You could think of valuation in terms of PE. For a high quality, predictable, cash generative company that grows 5-7% CAGR, a PE between 20-30 could be reasonable (if the market returns 10% a year and this company can grow at those rates while returning cash all you need is a 3-5% yield on the stock to match or beat the market). I’m gonna go and call fair value multiple is 25. At 139M shares outstanding FCF per share is close to $0.10. That would put appraisal value at $2.5. Slightly above of what it's trading for right now. Then again, those multiples are a bit high in terms of history. Average PE for the last 10 years is 15x which would imply a $1.50 share price. So it’s marginally cheaper than what it could be worth and considerably more expensive than what’s its traded for in the past. The company is getting better so the 15x multiple is probably on the low side of what it should be worth.
So either way the company seems pretty fairly valued at $2.25. If that’s the case then I would not want to pay more than $1.25 per share for this stock (5-7% Growth + 8% FCF Yield= 13-15% Hold Return).

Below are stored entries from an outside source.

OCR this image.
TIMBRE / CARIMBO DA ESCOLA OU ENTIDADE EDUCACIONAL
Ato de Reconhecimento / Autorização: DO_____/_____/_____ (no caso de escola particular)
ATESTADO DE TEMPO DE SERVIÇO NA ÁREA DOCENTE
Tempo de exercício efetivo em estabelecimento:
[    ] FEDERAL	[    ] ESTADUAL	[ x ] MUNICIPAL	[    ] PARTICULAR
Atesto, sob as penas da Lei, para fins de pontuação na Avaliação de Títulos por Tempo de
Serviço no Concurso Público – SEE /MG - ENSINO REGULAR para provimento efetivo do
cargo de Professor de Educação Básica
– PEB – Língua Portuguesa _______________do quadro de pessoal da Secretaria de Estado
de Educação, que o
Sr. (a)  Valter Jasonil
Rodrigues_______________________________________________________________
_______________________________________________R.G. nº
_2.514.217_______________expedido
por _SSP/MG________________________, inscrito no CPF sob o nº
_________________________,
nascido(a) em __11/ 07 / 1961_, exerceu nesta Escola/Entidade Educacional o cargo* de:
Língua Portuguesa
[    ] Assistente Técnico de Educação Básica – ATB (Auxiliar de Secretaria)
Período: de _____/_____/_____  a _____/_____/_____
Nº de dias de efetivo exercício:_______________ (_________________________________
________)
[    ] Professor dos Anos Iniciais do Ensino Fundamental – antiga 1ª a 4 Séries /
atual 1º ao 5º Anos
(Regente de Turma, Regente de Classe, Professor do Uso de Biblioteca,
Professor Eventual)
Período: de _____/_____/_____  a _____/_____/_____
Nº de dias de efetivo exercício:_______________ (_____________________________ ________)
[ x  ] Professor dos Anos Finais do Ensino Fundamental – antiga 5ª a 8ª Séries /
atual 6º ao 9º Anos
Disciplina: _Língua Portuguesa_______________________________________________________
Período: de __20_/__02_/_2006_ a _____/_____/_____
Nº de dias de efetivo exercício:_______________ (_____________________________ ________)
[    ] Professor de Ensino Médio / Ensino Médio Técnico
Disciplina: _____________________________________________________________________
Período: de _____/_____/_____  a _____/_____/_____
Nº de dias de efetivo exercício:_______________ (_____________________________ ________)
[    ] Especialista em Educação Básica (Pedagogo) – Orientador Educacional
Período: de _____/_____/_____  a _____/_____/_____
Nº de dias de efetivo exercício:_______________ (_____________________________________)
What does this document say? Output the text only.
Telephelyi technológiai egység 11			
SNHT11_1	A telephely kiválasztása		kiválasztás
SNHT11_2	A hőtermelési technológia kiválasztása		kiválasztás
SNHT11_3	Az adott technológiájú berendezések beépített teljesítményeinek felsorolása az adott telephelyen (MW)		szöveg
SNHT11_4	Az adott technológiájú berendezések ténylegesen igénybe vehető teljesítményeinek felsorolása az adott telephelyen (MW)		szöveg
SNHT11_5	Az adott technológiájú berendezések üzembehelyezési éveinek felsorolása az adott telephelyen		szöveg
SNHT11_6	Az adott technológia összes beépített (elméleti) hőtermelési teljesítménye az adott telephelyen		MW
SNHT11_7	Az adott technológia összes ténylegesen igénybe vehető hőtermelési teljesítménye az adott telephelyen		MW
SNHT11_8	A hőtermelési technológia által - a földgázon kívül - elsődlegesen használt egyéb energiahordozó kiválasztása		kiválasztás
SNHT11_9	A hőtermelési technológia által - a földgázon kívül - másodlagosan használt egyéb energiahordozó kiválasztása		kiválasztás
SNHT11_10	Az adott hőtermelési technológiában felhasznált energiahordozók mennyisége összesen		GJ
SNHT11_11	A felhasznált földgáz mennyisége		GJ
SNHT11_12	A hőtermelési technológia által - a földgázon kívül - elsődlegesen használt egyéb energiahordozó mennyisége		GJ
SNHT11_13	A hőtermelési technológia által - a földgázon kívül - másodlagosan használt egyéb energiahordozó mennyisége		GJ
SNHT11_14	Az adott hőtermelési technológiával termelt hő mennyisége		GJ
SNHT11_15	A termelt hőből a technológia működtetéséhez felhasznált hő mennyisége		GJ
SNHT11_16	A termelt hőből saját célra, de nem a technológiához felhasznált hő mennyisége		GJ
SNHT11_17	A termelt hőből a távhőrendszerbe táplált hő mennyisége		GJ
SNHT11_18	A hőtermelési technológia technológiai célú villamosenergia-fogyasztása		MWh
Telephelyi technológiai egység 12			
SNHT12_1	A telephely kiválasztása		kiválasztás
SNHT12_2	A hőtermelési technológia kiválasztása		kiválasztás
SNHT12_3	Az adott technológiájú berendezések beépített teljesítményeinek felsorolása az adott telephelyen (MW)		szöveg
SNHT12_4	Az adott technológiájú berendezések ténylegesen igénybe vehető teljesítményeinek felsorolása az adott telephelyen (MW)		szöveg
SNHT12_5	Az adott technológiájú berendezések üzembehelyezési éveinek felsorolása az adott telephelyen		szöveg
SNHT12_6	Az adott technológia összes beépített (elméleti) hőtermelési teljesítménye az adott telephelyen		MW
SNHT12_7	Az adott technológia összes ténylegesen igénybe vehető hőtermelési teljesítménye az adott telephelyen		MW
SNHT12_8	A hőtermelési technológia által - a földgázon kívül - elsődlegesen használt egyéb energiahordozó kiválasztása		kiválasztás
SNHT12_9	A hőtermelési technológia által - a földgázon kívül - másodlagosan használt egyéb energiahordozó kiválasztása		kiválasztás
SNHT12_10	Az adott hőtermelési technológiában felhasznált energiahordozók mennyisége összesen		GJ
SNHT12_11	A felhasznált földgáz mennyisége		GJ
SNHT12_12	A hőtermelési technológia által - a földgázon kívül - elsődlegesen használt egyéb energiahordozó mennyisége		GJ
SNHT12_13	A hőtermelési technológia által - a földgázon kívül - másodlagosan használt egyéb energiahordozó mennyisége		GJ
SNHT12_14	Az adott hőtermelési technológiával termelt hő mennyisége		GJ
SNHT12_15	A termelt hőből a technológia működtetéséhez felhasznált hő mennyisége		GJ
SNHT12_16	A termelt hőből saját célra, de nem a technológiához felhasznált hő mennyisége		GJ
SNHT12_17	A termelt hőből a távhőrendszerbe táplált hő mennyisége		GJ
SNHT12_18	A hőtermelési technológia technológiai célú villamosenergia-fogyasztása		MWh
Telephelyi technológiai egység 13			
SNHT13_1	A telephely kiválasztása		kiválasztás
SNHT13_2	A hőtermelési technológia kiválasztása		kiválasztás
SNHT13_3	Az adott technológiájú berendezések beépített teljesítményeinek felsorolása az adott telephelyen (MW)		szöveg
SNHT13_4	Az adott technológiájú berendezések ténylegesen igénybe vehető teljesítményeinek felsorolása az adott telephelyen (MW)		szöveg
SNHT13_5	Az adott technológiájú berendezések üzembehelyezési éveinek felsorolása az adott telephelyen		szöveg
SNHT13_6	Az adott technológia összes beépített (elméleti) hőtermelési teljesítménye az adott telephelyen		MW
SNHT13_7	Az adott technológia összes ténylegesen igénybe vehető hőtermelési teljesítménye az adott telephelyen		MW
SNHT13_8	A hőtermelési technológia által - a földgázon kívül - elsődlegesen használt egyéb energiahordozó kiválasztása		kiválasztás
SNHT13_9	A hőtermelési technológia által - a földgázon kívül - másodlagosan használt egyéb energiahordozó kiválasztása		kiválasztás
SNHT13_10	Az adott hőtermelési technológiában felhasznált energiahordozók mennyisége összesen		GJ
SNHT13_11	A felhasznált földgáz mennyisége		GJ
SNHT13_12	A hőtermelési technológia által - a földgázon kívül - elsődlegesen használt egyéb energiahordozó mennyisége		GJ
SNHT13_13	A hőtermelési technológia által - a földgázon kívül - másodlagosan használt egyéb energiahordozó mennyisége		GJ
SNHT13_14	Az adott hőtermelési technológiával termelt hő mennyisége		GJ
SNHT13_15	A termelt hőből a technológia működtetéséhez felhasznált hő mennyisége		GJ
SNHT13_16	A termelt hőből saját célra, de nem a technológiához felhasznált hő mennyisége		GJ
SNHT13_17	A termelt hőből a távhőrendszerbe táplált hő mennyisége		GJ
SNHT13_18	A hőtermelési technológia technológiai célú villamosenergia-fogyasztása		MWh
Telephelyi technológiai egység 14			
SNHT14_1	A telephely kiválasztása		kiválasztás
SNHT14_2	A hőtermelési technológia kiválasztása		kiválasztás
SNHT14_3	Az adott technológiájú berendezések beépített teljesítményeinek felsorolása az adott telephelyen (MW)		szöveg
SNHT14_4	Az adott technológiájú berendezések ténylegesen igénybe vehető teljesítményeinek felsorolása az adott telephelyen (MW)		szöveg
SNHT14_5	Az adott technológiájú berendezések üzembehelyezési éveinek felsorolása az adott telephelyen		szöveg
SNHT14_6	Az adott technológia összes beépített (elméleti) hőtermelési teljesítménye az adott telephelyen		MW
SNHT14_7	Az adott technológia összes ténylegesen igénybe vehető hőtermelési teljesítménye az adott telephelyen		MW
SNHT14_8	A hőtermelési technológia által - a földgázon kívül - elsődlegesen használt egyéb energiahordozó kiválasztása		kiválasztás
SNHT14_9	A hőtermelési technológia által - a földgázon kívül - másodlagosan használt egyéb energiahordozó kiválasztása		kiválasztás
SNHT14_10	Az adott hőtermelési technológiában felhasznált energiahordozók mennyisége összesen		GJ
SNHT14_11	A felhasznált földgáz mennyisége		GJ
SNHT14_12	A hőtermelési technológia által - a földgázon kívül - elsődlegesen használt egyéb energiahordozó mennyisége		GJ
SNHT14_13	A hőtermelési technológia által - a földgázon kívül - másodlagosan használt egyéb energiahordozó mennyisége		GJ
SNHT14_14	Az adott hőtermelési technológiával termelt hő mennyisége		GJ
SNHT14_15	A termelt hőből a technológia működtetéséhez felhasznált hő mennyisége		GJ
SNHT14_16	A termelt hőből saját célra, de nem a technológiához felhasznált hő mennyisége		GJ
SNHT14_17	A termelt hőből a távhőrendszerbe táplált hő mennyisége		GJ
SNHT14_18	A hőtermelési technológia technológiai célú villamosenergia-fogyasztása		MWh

By all accounts, this is a high quality, profitable, growing company with good corporate governance, room to grow, high barriers to entry and high insider ownership. If growth accelerates or price gets cut in half I’d be very interested in this stock.
PS. As I’m writing the company released a document saying that a proposal to allow management to issue shares will be considered on their next AGM to be held next Friday. I’m not sure what to think of this. The company has almost never issued shares before, growth has been entirely funded by CFO, they haven’t disclose any intention to pursue acquisitions and remunerations are paid in cash (which I like). We’ll find out soon enough.